Dernier fabricant français de roues et d'essieux de l'industrie ferroviaire, l'entreprise Valdunes est abandonnée par le chinois MA Steel qui l'avait rachetée en 2014. Vendredi, l'actionnaire a annoncé se désengager, laissant incertain l'avenir des plus de 250 métallurgistes répartis dans deux sites nordistes, Leffrinckoucke (95 salariés), près de Dunkerque (Nord), et Trith-Saint-Léger (245 salariés), près de Valenciennes. Alors que plusieurs représentants politiques réclament l'aide de l’État, Emmanuel Macron réaffirme la volonté du gouvernement de trouver un repreneur fiable pour le producteur tricolore. « Le ministre de l'Industrie sera à leurs côtés pour trouver un repreneur et une aide. Le combat, c'est matin, midi et soir », a-t-il déclaré dans une interview accordée à La Voix du Nord après une visite à Dunkerque.
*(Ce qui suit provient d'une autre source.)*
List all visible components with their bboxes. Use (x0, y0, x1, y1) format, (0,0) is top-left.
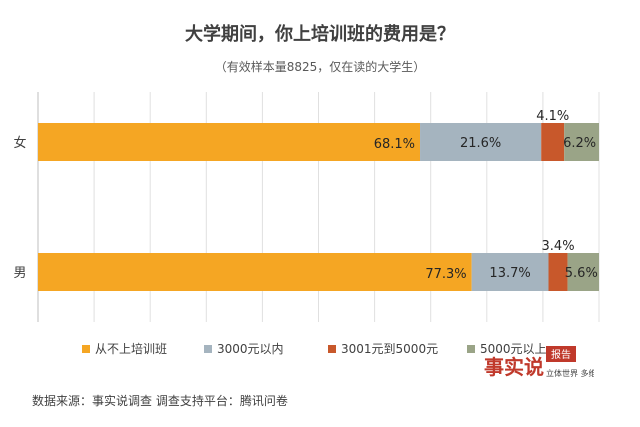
legend-swatch (328, 344, 336, 353)
source-note: 数据来源：事实说调查 调查支持平台：腾讯问卷 (32, 394, 288, 408)
data-label: 5.6% (565, 266, 598, 281)
bar-segment (38, 123, 421, 161)
legend-item: 3000元以内 (204, 340, 284, 357)
legend-label: 3000元以内 (217, 342, 284, 356)
data-label: 77.3% (425, 267, 466, 282)
bar-segment (38, 253, 472, 291)
bar-segment (564, 123, 599, 161)
data-label: 21.6% (460, 136, 501, 151)
logo-tagline: 立体世界 多维选择 (546, 368, 594, 378)
logo-main-text: 事实说 (484, 355, 544, 379)
logo-badge-bg (546, 346, 576, 362)
logo-badge-text: 报告 (551, 348, 571, 361)
data-label: 13.7% (489, 266, 530, 281)
chart-title: 大学期间，你上培训班的费用是？ (185, 24, 455, 45)
legend-item: 3001元到5000元 (328, 340, 438, 357)
legend-item: 5000元以上 (467, 340, 547, 357)
data-label: 68.1% (374, 137, 415, 152)
chart-subtitle: （有效样本量8825，仅在读的大学生） (214, 60, 426, 74)
data-label: 4.1% (536, 109, 569, 124)
brand-logo: 事实说 报告 立体世界 多维选择 (484, 344, 613, 384)
bar-segment (567, 253, 599, 291)
legend-label: 5000元以上 (480, 342, 547, 356)
bar-segment (420, 123, 542, 161)
legend-label: 3001元到5000元 (341, 342, 439, 356)
data-label: 6.2% (563, 136, 596, 151)
bar-segment (541, 123, 565, 161)
legend-item: 从不上培训班 (82, 340, 167, 357)
bar-segment (471, 253, 549, 291)
legend-swatch (467, 344, 475, 353)
legend-label: 从不上培训班 (95, 342, 168, 356)
category-label: 男 (13, 266, 26, 281)
data-label: 3.4% (542, 239, 575, 254)
category-label: 女 (13, 135, 26, 151)
legend-swatch (204, 344, 212, 353)
bar-segment (548, 253, 568, 291)
legend-swatch (82, 344, 90, 353)
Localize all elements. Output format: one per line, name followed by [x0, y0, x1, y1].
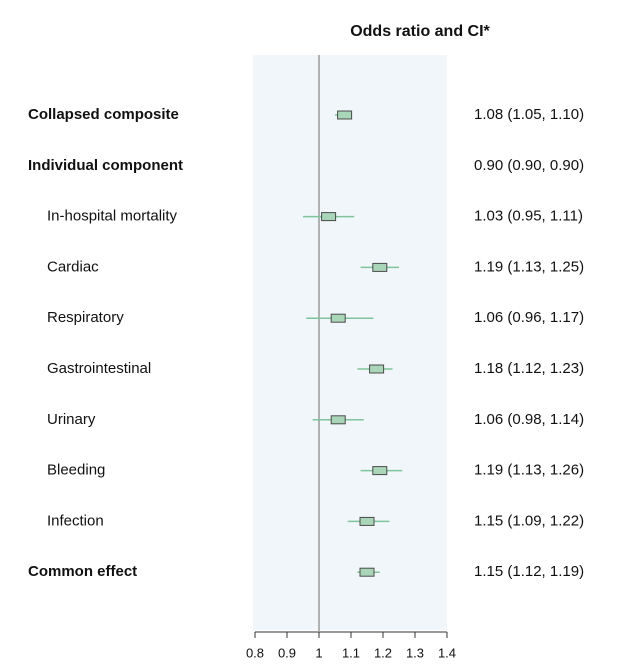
- ci-label: 1.19 (1.13, 1.26): [474, 462, 584, 479]
- ci-label: 1.06 (0.96, 1.17): [474, 309, 584, 326]
- ci-label: 1.15 (1.12, 1.19): [474, 563, 584, 580]
- row-label: Bleeding: [47, 462, 105, 479]
- x-tick-label: 0.8: [246, 645, 264, 660]
- row-label: Cardiac: [47, 258, 99, 275]
- estimate-box: [372, 466, 388, 476]
- ci-label: 1.08 (1.05, 1.10): [474, 106, 584, 123]
- row-label: Infection: [47, 512, 104, 529]
- ci-label: 1.06 (0.98, 1.14): [474, 411, 584, 428]
- row-label: Respiratory: [47, 309, 124, 326]
- x-tick-label: 1.4: [438, 645, 456, 660]
- estimate-box: [330, 313, 346, 323]
- x-tick-label: 0.9: [278, 645, 296, 660]
- ci-label: 1.18 (1.12, 1.23): [474, 360, 584, 377]
- estimate-box: [321, 212, 337, 222]
- estimate-box: [337, 110, 353, 120]
- ci-label: 1.19 (1.13, 1.25): [474, 258, 584, 275]
- ci-label: 0.90 (0.90, 0.90): [474, 157, 584, 174]
- row-label: Collapsed composite: [28, 106, 179, 123]
- x-tick-label: 1.1: [342, 645, 360, 660]
- plot-panel: [253, 55, 447, 630]
- estimate-box: [330, 415, 346, 425]
- row-label: Urinary: [47, 411, 96, 428]
- x-tick-label: 1.2: [374, 645, 392, 660]
- chart-title: Odds ratio and CI*: [350, 23, 490, 40]
- row-label: Common effect: [28, 563, 137, 580]
- ci-label: 1.03 (0.95, 1.11): [474, 208, 583, 225]
- estimate-box: [372, 262, 388, 272]
- estimate-box: [369, 364, 385, 374]
- row-label: Gastrointestinal: [47, 360, 151, 377]
- row-label: Individual component: [28, 157, 183, 174]
- estimate-box: [359, 516, 375, 526]
- ci-label: 1.15 (1.09, 1.22): [474, 512, 584, 529]
- estimate-box: [359, 567, 375, 577]
- x-tick-label: 1.3: [406, 645, 424, 660]
- row-label: In-hospital mortality: [47, 208, 178, 225]
- x-tick-label: 1: [315, 645, 322, 660]
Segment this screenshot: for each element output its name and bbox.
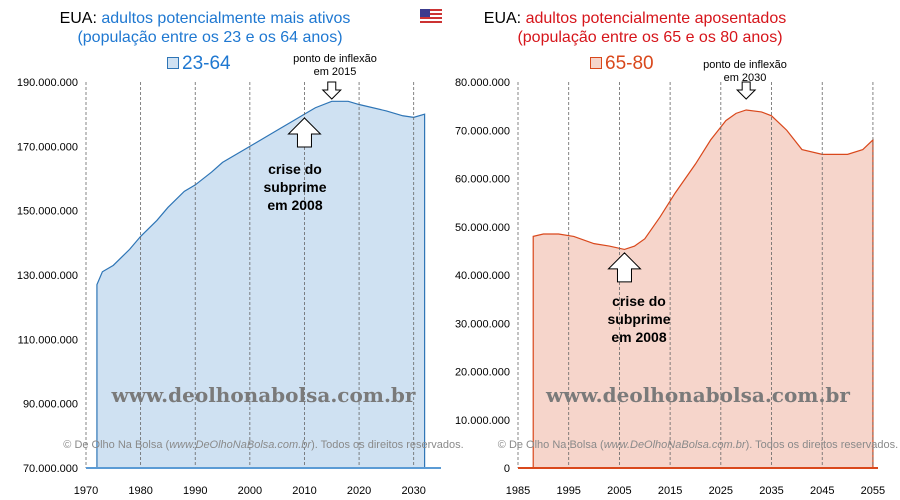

« Ce n'est pas parce qu'on crée des emplois à côté qu'on ne va pas se battre jusqu'au dernier quart d'heure pour Valdunes », a encore assuré le président de la République, qui refuse l'option de la nationalisation de l'entreprise. « Nationaliser, ce n'est pas leur stratégie : ils veulent retrouver quelqu'un de sérieux pour commencer à négocier s'ils vont mettre ou pas de l'argent pour aider le nouvel actionnaire », avait regretté le secrétaire CGT du CSE, Maxime Savaux, auprès de l'Agence France-Presse.